The day. The day was bad. I can’t place what it was that set the mood, but I didn’t enjoy myself. I was anxious, worried. I was tired. Night after night of sleeplessness mixed with loooong summer days, a large to-do list and kids bouncing off the walls. It was just too much for me. I felt all tied up in knots, weighed down and generally yucky.
The breakdown. It came. But slowly this time, and not alone. By the time my husband made it home I was a shell of myself, and he listened as my walls broke down and my tears flowed and the irrational thoughts that I had been thinking were revealed. See I like to keep all those yucky, anxious feelings to myself. I don’t much care for letting people see my insides. It usually comes bursting out in a pile of tears on my laundry room floor (or on really bad days the shower floor), because I don’t like anyone to see. This time, though, I had a kind ear listening and reassuring me.
The resting that followed brought peace to my soul. Nothing was better. My thoughts and worries were still there, but the burden was shared and out and it always feels better once it’s out. So I finished my evening in my favorite place. Listening to the cicada songs. Watching the dragonflies dance and the sun sink behind the clouds in a beautiful array.
And as I sat on my porch, the whole outside world changed the tone of the evening song at the same time. The bugs changed keys. The traffic slowed. The A/C clicked off and the wind picked up just enough to make my chimes start to sing.and in that moment, God spoke so gently to me.
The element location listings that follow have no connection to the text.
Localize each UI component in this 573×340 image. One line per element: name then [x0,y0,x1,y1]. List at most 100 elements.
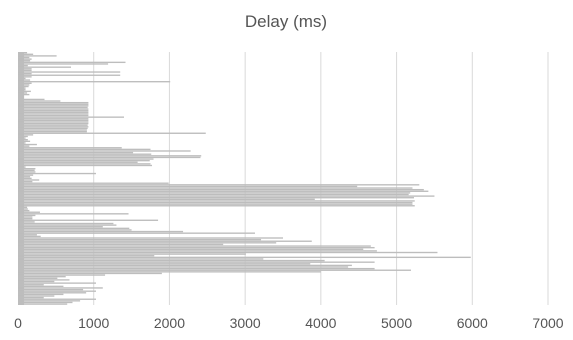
bar [18,105,89,107]
bar [18,192,411,194]
bar [18,108,89,110]
bar [18,256,471,259]
bar [18,53,34,55]
bar [18,55,57,57]
bar [18,253,246,255]
bar [18,155,202,157]
bar [18,235,41,238]
bar [18,103,89,105]
bar [18,296,44,299]
bar [18,258,264,260]
bar [18,171,36,173]
bar [18,156,201,159]
bar [18,274,106,276]
bars [18,52,471,305]
bar [18,264,352,267]
bar [18,114,89,117]
bar [18,143,37,146]
bar [18,135,28,138]
bar [18,121,89,123]
bar [18,287,103,289]
x-tick-label: 4000 [305,315,336,331]
bar [18,259,325,262]
bar [18,188,424,191]
bar [18,98,45,101]
bar [18,221,35,223]
bar [18,261,375,263]
bar [18,111,89,113]
bar [18,187,413,189]
bar [18,248,364,250]
bar [18,219,159,221]
bar [18,227,130,230]
bar [18,201,413,204]
bar [18,166,26,168]
bar [18,95,25,97]
bar [18,52,28,54]
bar [18,222,114,225]
bar [18,290,96,292]
bar [18,177,32,180]
bar [18,137,26,139]
bar [18,126,89,128]
bar [18,139,28,141]
bar [18,72,32,75]
bar [18,193,409,196]
bar [18,118,89,120]
bar [18,106,88,109]
bar [18,203,413,205]
x-tick-label: 6000 [457,315,488,331]
bar [18,195,435,197]
bar [18,148,151,151]
bar [18,285,64,288]
bar [18,164,153,167]
bar [18,229,132,231]
bar [18,180,33,183]
bar [18,134,34,136]
bar [18,208,28,210]
bar [18,280,55,283]
bar [18,238,262,241]
bar [18,113,89,115]
bar [18,130,87,133]
bar [18,89,26,91]
bar [18,97,25,99]
bar [18,163,151,165]
bar [18,213,129,215]
bar [18,293,64,296]
bar [18,79,31,81]
bar [18,116,124,118]
bar [18,60,31,62]
bar [18,284,44,286]
bar [18,87,26,89]
x-tick-label: 0 [14,315,22,331]
bar [18,58,32,60]
x-tick-label: 3000 [230,315,261,331]
bar [18,150,191,152]
bar [18,288,84,291]
bar [18,266,349,268]
bar [18,63,109,65]
bar [18,122,89,125]
bar [18,211,40,213]
bar [18,243,224,246]
bar [18,217,33,220]
bar [18,82,32,84]
x-tick-label: 1000 [78,315,109,331]
bar [18,300,81,302]
bar [18,295,55,297]
bar [18,100,61,102]
bar [18,74,121,76]
bar [18,197,414,199]
bar [18,176,31,178]
bar [18,147,122,149]
bar [18,66,71,68]
bar [18,93,30,96]
bar [18,81,171,83]
bar [18,230,184,233]
bar [18,245,371,247]
bar [18,292,87,294]
bar [18,277,58,279]
bar [18,216,33,218]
It was a reminder to me of His new mercies. Available, always.
Growing up in the church, I’ve heard the verse over and over. Mercies new every morning. And it is something I am so grateful for. That big reset that happens at night, on my pillow, unconscious of the moment. Sometimes I don’t let myself recognize the fresh start, and I carry the baggage from the day before right into another day. And it’s no fun. But every so often, the reset gets pushed while I’m still awake to enjoy it.
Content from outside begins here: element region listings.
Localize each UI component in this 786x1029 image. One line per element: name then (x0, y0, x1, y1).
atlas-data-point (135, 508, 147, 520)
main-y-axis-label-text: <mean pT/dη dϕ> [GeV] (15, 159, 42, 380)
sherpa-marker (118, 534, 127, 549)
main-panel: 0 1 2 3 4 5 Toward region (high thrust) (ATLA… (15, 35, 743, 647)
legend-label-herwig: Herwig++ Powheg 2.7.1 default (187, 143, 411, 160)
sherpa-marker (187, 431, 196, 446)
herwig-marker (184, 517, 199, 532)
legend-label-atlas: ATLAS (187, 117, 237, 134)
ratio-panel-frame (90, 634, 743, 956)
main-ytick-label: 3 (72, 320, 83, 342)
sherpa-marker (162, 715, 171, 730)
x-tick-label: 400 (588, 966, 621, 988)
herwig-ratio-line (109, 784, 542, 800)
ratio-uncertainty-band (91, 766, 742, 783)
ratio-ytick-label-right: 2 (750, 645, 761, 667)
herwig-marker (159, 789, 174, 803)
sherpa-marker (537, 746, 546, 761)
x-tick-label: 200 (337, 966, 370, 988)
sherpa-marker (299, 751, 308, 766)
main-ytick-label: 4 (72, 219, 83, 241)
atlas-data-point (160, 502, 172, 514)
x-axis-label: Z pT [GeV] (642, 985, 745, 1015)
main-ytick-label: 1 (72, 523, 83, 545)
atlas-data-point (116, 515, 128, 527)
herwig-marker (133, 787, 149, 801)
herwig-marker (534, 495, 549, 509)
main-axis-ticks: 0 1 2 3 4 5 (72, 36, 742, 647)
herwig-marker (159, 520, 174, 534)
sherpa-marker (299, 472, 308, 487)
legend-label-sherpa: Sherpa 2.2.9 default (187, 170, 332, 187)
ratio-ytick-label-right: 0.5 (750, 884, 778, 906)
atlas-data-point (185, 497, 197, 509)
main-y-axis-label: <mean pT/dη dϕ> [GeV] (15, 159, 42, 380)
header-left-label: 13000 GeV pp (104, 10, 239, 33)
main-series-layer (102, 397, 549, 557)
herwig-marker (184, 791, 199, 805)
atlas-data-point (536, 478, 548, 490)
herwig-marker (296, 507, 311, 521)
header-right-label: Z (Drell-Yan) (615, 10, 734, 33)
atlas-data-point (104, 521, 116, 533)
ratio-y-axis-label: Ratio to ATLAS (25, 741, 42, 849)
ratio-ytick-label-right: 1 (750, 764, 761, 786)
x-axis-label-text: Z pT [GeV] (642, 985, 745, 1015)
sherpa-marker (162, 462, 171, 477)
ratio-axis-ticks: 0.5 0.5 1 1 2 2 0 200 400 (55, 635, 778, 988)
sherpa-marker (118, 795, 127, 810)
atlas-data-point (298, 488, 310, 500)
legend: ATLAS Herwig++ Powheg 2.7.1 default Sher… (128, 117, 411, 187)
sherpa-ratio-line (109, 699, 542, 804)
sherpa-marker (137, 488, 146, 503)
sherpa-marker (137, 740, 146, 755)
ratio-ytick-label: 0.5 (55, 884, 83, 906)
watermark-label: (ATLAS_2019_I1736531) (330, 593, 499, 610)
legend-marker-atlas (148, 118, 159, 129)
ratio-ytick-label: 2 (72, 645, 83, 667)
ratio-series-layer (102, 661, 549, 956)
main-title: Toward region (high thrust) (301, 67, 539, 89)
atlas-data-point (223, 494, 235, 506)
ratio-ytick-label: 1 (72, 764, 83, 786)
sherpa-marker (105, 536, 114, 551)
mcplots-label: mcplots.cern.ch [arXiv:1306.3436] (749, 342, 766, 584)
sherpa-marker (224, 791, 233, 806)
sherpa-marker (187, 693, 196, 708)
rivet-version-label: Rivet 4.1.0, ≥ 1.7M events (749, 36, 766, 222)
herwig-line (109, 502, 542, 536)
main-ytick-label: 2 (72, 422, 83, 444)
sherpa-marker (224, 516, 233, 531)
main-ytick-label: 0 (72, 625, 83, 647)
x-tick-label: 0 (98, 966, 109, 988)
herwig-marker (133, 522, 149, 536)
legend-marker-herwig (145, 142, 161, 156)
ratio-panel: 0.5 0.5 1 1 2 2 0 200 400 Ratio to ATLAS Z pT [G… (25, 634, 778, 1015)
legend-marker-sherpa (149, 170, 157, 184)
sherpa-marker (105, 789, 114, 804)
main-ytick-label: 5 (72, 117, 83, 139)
I heard the Lord, in that sweet song change, invite me to push the reset anytime I need it. To allow a moment in the middle of my mess where the atmosphere shifts and everything is made new and I get to begin again. A moment where I let my spirit be renewed in the Lord and let His joy be my strength. Because His mercy isn’t just new in the morning. It’s new every moment that we need it. Available, always.